The prefrontal cortex has long been thought to subserve both working memory and "executive" functions. Although many computational models of working memory have been developed, the mechanistic basis of executive function remains elusive. PBWM is a computational model of the prefrontal cortex to control both itself and other brain areas in a strategic, task-appropriate manner. These learning mechanisms are based on subcortical structures in the midbrain, basal ganglia and amygdala, which together form an actor/critic architecture. The critic system learns which prefrontal representations are task-relevant and trains the actor, which in turn provides a dynamic gating mechanism for controlling working memory updating. Computationally, the learning mechanism is designed to simultaneously solve the temporal and structural credit assignment problems. The model's performance compares favorably with standard backpropagation-based temporal learning mechanisms on the challenging 1-2-AX working memory task, and other benchmark working memory tasks.
Model
First, there are multiple separate stripes in the prefrontal cortex and striatum layers. Each stripe can be independently updated, such that this system can remember several different things at the same time, each with a different "updating policy" of when memories are updated and maintained. The active maintenance of the memory is in prefrontal cortex, and the updating signals come from the striatum units. PVLV provides reinforcement learning signals to train up the dynamic gating system in the basal ganglia.

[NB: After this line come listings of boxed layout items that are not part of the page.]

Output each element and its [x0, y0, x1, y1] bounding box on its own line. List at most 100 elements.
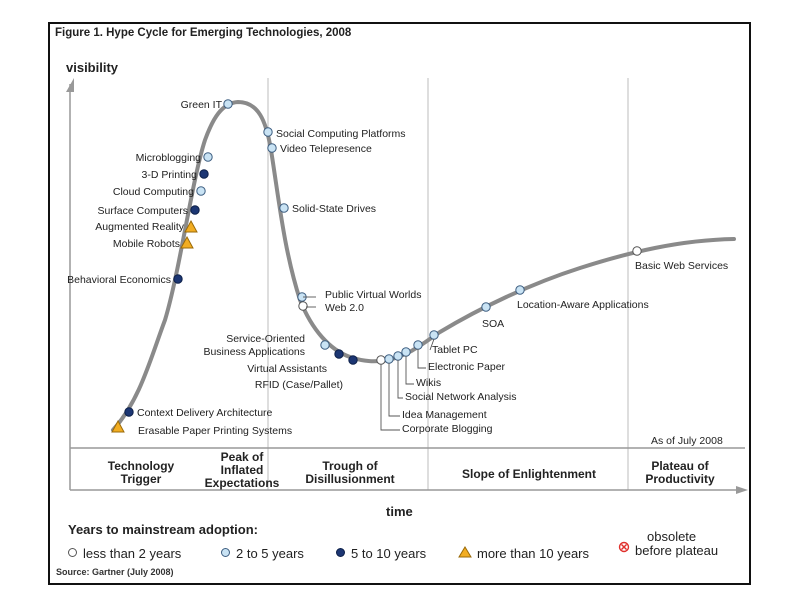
red-x-circle-icon [618, 541, 630, 556]
label-solid-state-drives: Solid-State Drives [292, 203, 376, 215]
orange-triangle-icon [458, 546, 472, 561]
point-basic-web-services [632, 246, 642, 256]
point-surface-computers [190, 205, 200, 215]
label-video-telepresence: Video Telepresence [280, 143, 372, 155]
point-virtual-assistants [334, 349, 344, 359]
legend-label-line2: before plateau [635, 543, 719, 558]
point-solid-state-drives [279, 203, 289, 213]
technology-points [111, 99, 642, 433]
legend-label: less than 2 years [83, 546, 182, 561]
point-soa [481, 302, 491, 312]
phase-label-line: Trough of [322, 459, 378, 473]
label-corporate-blogging: Corporate Blogging [402, 423, 493, 435]
label-public-virtual-worlds: Public Virtual Worlds [325, 289, 421, 301]
point-social-computing-platforms [263, 127, 273, 137]
phase-label-line: Slope of Enlightenment [462, 467, 596, 481]
point-wikis [401, 347, 411, 357]
legend-label: more than 10 years [477, 546, 590, 561]
phase-label-line: Disillusionment [305, 472, 394, 486]
leader-line [397, 360, 403, 399]
legend-item-obsolete: obsolete before plateau [618, 530, 718, 558]
point-corporate-blogging [376, 355, 386, 365]
leader-line [417, 349, 426, 369]
legend-item-gt10: more than 10 years [458, 546, 589, 561]
leader-line [380, 364, 400, 431]
legend-label: 5 to 10 years [351, 546, 427, 561]
legend-item-5to10: 5 to 10 years [335, 546, 426, 561]
legend-label-line1: obsolete [647, 529, 697, 544]
label-mobile-robots: Mobile Robots [113, 238, 180, 250]
dark-blue-circle-icon [335, 546, 346, 561]
phase-label-line: Peak of [221, 450, 265, 464]
phase-label-line: Technology [108, 459, 175, 473]
legend-title: Years to mainstream adoption: [68, 522, 258, 537]
label-3-d-printing: 3-D Printing [142, 169, 198, 181]
point-web-2-0 [298, 301, 308, 311]
label-social-computing-platforms: Social Computing Platforms [276, 128, 406, 140]
legend-label: obsolete before plateau [635, 530, 718, 558]
phase-label: Slope of Enlightenment [462, 467, 596, 481]
label-electronic-paper: Electronic Paper [428, 361, 506, 373]
phase-label: Peak of Inflated Expectations [205, 450, 280, 490]
figure-frame [48, 22, 751, 585]
label-wikis: Wikis [416, 377, 441, 389]
y-axis-label: visibility [66, 60, 119, 75]
point-mobile-robots [180, 235, 194, 249]
label-green-it: Green IT [181, 99, 223, 111]
legend-item-lt2: less than 2 years [67, 546, 181, 561]
phase-label-line: Trigger [121, 472, 162, 486]
leader-line [429, 338, 435, 351]
technology-labels: Green IT Social Computing Platforms Video … [67, 99, 728, 437]
point-cloud-computing [196, 186, 206, 196]
point-idea-management [384, 354, 394, 364]
label-soa: SOA [482, 318, 504, 330]
phase-label-line: Plateau of [651, 459, 709, 473]
legend-item-2to5: 2 to 5 years [220, 546, 304, 561]
figure-title: Figure 1. Hype Cycle for Emerging Techno… [55, 27, 352, 39]
label-microblogging: Microblogging [136, 152, 202, 164]
phase-label-line: Inflated [221, 463, 264, 477]
point-location-aware-applications [515, 285, 525, 295]
phase-label-line: Productivity [645, 472, 715, 486]
label-cloud-computing: Cloud Computing [113, 186, 194, 198]
phase-label: Trough of Disillusionment [305, 459, 394, 486]
axes [66, 78, 748, 494]
label-rfid-case-pallet: RFID (Case/Pallet) [255, 379, 343, 391]
label-social-network-analysis: Social Network Analysis [405, 391, 516, 403]
point-electronic-paper [413, 340, 423, 350]
label-surface-computers: Surface Computers [98, 205, 188, 217]
point-3-d-printing [199, 169, 209, 179]
as-of-date: As of July 2008 [651, 435, 723, 447]
label-basic-web-services: Basic Web Services [635, 260, 728, 272]
label-behavioral-economics: Behavioral Economics [67, 274, 171, 286]
phase-label-line: Expectations [205, 476, 280, 490]
point-microblogging [203, 152, 213, 162]
point-tablet-pc [429, 330, 439, 340]
point-erasable-paper-printing-systems [111, 419, 125, 433]
y-axis-arrow-icon [66, 78, 74, 92]
leader-line [388, 363, 400, 417]
white-circle-icon [67, 546, 78, 561]
phase-labels: Technology Trigger Peak of Inflated Expectat… [108, 450, 715, 490]
label-erasable-paper-printing-systems: Erasable Paper Printing Systems [138, 425, 292, 437]
point-rfid-case-pallet [348, 355, 358, 365]
label-location-aware-applications: Location-Aware Applications [517, 299, 649, 311]
point-augmented-reality [184, 219, 198, 233]
point-behavioral-economics [173, 274, 183, 284]
point-service-oriented-business-applications [320, 340, 330, 350]
phase-label: Plateau of Productivity [645, 459, 715, 486]
point-green-it [223, 99, 233, 109]
light-blue-circle-icon [220, 546, 231, 561]
legend: Years to mainstream adoption: less than … [64, 520, 744, 561]
label-service-oriented-business-applications: Service-Oriented Business Applications [203, 333, 305, 358]
point-social-network-analysis [393, 351, 403, 361]
label-virtual-assistants: Virtual Assistants [247, 363, 327, 375]
x-axis-label: time [386, 504, 413, 519]
legend-label: 2 to 5 years [236, 546, 304, 561]
phase-label: Technology Trigger [108, 459, 175, 486]
point-video-telepresence [267, 143, 277, 153]
point-context-delivery-architecture [124, 407, 134, 417]
label-idea-management: Idea Management [402, 409, 487, 421]
source-note: Source: Gartner (July 2008) [56, 567, 174, 577]
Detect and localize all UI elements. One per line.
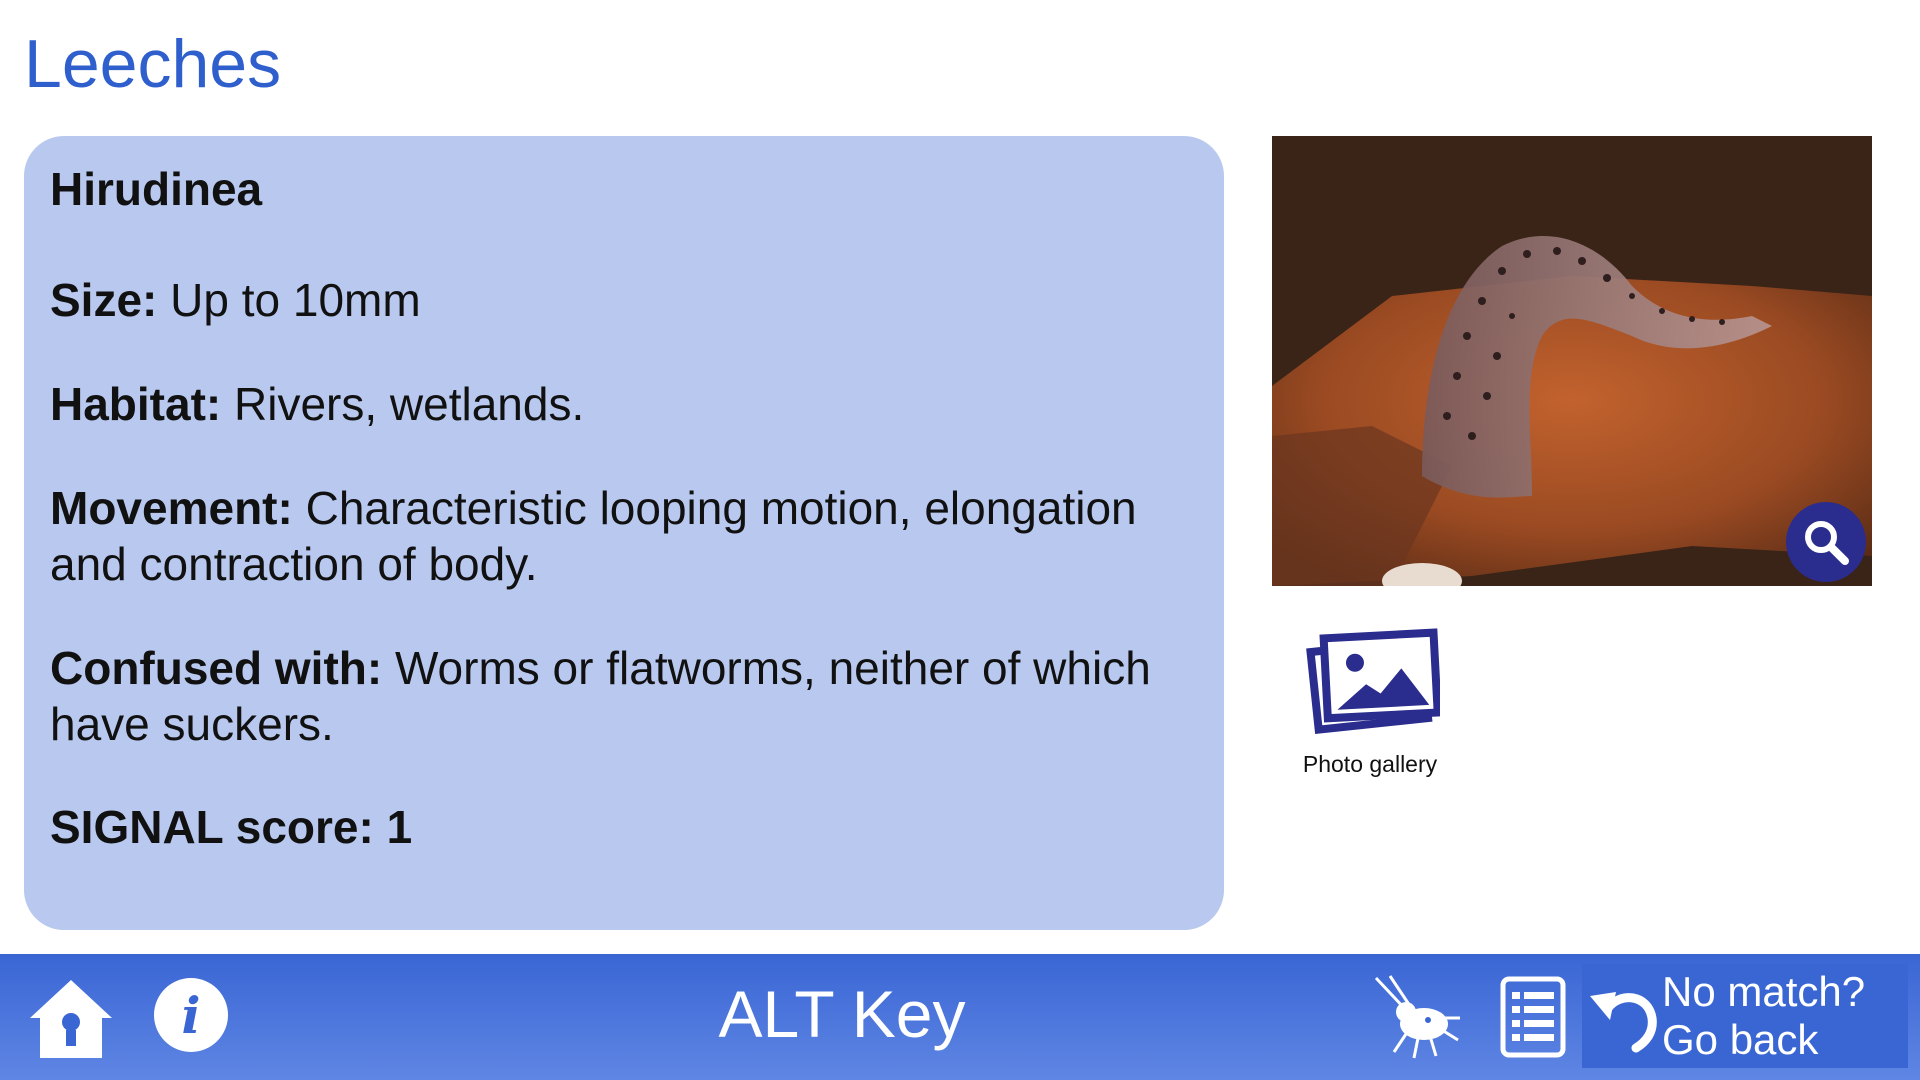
field-confused-with: Confused with: Worms or flatworms, neith… [50,640,1198,752]
no-match-go-back-label: No match? Go back [1662,968,1865,1064]
macroinvertebrate-icon [1374,975,1460,1059]
home-button[interactable] [26,976,116,1062]
field-habitat-value: Rivers, wetlands. [234,378,585,430]
field-movement: Movement: Characteristic looping motion,… [50,480,1198,592]
field-size: Size: Up to 10mm [50,272,1198,328]
field-confused-with-label: Confused with: [50,642,383,694]
info-button[interactable]: i [154,978,228,1052]
info-icon: i [181,985,201,1045]
photo-gallery-label: Photo gallery [1302,751,1438,777]
zoom-button[interactable] [1786,502,1866,582]
info-card: Hirudinea Size: Up to 10mm Habitat: Rive… [24,136,1224,930]
field-size-value: Up to 10mm [170,274,421,326]
field-confused-with-value: Worms or flatworms, neither of which hav… [50,642,1151,750]
field-movement-value: Characteristic looping motion, elongatio… [50,482,1137,590]
bottom-toolbar: i ALT Key [0,954,1920,1080]
photo-gallery-button[interactable]: Photo gallery [1290,628,1450,778]
photos-icon [1306,628,1442,735]
home-icon [30,980,112,1058]
species-name: Hirudinea [50,163,263,215]
no-match-text: No match? [1662,968,1866,1015]
leech-photo-illustration [1272,136,1872,586]
no-match-go-back-button[interactable]: No match? Go back [1582,964,1908,1068]
species-photo[interactable] [1272,136,1872,586]
field-size-label: Size: [50,274,158,326]
go-back-text: Go back [1662,1016,1819,1063]
list-button[interactable] [1500,976,1566,1058]
undo-arrow-icon [1590,992,1657,1053]
macroinvertebrate-button[interactable] [1366,974,1462,1060]
page-title: Leeches [24,26,282,102]
field-movement-label: Movement: [50,482,293,534]
field-habitat-label: Habitat: [50,378,222,430]
field-habitat: Habitat: Rivers, wetlands. [50,376,1198,432]
list-icon [1500,976,1566,1058]
signal-score: SIGNAL score: 1 [50,801,413,853]
app-title: ALT Key [718,977,966,1051]
magnifier-icon [1805,521,1849,565]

The sensory input is connected to the posterior cortex which is connected to the motor output. The sensory input is also linked to the PVLV system.
Posterior cortex
The posterior cortex form the hidden layers of the input/output mapping. The PFC is connected with the posterior cortex to contextualize this input/output mapping.
PFC
The PFC has a localist one-to-one representation of the input units for every stripe. Thus, you can look at these PFC representations and see directly what the network is maintaining. The PFC maintains the working memory needed to perform the task.
Striatum
This is the dynamic gating system representing the striatum units of the basal ganglia. Every even-index unit within a stripe represents "Go", while the odd-index units represent "NoGo." The Go units cause updating of the PFC, while the NoGo units cause the PFC to maintain its existing memory representation. There are groups of units for every stripe. In the PBWM model in Emergent, the matrices represent the striatum.
PVLV
All of these layers are part of PVLV system. The PVLV system controls the dopaminergic modulation of the basal ganglia. Thus, BG/PVLV form an actor-critic architecture where the PVLV system learns when to update.
SNrThal
SNrThal represents the substantia nigra pars reticulata and the associated area of the thalamus, which produce a competition among the Go/NoGo units within a given stripe and mediates competition using k-winners-take-alldynamics. If there is more overall Go activity in a given stripe, then the associated SNrThal unit gets activated, and it drives updating in PFC. For every stripe, there is one unit in SNrThal.